When we ask for information, our goal is to see YOUR goal, but sometimes folks give us the trees rather than the forest. I think that happened here.
 
Sounds like you are looking for is a crosstab query. I would leave Table Cats to not hold monthly budget data because tables shouldn't be used to calculate sums or anything. On tblExpenses, just make sure you include the date(month and year) on it. The crosstab will create new columns based on the date field.
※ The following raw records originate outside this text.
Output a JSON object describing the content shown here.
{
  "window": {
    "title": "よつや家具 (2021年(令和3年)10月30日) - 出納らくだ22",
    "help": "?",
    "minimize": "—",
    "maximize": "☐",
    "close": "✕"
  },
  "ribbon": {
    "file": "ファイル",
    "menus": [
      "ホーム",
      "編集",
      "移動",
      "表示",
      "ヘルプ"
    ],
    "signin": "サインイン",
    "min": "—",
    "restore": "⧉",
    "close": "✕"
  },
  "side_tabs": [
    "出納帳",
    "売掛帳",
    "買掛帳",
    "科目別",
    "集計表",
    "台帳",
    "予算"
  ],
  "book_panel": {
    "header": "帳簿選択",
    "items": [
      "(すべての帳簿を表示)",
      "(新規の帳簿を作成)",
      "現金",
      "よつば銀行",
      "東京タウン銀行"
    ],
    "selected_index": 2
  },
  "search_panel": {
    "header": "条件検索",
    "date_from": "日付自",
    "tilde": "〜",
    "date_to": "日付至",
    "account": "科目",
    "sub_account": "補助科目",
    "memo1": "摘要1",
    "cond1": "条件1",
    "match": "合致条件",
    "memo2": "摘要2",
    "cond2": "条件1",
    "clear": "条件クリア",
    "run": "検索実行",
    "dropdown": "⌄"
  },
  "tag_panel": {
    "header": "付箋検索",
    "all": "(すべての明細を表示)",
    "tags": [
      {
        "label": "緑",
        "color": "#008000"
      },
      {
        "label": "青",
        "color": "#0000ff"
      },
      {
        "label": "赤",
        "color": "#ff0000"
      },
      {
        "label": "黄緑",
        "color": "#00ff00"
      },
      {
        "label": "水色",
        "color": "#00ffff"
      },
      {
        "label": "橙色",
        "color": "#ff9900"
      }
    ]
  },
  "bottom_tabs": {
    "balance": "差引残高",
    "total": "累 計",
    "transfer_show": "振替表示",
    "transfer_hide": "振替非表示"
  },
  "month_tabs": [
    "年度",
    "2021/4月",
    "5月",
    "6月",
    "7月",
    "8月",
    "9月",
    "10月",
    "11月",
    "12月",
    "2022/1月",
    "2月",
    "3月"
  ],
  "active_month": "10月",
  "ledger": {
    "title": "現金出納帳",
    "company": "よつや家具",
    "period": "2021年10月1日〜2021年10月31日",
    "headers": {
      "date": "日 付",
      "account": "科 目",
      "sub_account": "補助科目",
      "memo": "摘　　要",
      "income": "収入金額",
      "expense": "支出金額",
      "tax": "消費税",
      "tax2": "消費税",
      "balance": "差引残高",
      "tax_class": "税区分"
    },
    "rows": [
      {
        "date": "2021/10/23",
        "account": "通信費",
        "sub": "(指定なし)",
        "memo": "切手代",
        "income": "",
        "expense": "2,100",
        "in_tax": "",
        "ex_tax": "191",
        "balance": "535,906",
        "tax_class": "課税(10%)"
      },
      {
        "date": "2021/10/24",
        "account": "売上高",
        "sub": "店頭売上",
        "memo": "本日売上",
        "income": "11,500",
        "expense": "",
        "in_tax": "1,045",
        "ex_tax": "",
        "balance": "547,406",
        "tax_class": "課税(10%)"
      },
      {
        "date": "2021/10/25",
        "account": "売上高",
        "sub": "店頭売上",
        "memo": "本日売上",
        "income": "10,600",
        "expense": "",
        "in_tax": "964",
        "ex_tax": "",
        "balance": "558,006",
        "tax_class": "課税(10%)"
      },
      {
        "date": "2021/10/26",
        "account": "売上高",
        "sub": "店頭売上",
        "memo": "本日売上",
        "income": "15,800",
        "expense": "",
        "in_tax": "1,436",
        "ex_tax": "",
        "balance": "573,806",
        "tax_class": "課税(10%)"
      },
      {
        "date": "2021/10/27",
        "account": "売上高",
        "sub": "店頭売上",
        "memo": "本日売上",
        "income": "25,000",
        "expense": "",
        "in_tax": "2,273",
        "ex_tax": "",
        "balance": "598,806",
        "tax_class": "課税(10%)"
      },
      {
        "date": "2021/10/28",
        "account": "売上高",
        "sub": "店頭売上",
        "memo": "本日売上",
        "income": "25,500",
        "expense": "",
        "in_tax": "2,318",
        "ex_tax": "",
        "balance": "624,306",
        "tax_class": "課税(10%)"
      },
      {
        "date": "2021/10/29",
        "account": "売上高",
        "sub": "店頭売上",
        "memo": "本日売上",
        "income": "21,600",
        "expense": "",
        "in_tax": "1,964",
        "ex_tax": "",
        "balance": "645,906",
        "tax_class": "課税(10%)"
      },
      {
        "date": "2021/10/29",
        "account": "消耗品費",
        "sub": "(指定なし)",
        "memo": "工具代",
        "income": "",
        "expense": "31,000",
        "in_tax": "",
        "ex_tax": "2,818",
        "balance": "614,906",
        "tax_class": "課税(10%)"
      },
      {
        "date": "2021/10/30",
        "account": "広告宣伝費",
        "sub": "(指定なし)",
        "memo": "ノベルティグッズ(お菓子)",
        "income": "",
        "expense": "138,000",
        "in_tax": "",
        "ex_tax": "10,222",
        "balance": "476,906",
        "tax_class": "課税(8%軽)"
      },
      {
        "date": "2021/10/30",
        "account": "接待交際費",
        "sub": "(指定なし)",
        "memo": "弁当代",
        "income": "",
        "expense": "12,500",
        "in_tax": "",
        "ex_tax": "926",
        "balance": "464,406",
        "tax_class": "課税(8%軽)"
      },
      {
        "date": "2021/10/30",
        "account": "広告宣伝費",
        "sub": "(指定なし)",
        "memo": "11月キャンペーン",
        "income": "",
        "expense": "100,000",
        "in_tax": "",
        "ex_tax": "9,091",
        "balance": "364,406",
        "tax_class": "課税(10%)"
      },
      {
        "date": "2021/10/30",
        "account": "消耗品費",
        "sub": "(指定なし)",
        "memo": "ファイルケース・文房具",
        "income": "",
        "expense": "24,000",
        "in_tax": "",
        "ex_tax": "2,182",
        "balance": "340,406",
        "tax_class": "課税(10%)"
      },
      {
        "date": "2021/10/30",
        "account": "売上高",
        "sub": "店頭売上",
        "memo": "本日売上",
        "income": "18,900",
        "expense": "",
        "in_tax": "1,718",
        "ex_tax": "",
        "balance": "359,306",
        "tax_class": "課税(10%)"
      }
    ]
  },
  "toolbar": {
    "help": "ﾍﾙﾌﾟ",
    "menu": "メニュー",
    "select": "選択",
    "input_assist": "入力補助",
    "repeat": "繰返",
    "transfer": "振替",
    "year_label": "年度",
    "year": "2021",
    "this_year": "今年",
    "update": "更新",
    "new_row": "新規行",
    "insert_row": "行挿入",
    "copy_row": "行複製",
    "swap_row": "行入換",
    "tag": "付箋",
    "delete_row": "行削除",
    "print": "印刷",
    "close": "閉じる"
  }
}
When you make a crosstab query in design view, I would make the following:
1) First field would be SubCats, total: group by, crosstab: row heading.
2) Second field would be Date, total: group by, crosstab: column heading
3) Third field would budget data or actual (I don't really understand what you want). Total: sum, Crosstab: Value
 
I have built several general systems that produced Excel documents, allowed for editing, then imported the data back in. They used tools such as Access, VB, .NET and combined. In general it is all the same.

One tool for example created a field regulatory Inspector's report. The agent goes on site, used the Excel on a tablet. Some things are written, other things use the list box, and there might be photos attached.

The export and import were about 10% of the project.
The standard issues of disconnected recordsets apply to dirty data, duplicate data resolution, missing (the inspectors were notorious for turning the results back), and other data management related to quality. In each case, the project resource was much bigger than most imagined. The old "just export, edit and import" has a lot of detailed maintenance to consider that negates the word "just" :D

What has worked for me over the centuries err... decades is to start the design at 10,000 feet. Even Power Point works for this. Start at the conceptual stage to define the data stores, the data transfer connections including direction, and the business objects in steps.

In many cases, our end product turned out to be much different than the beginning idea. There is a great section on this forum for the Database Design Theory. From there, each section can be broken out.

I hope you take eveyone's advice as a willingness of support.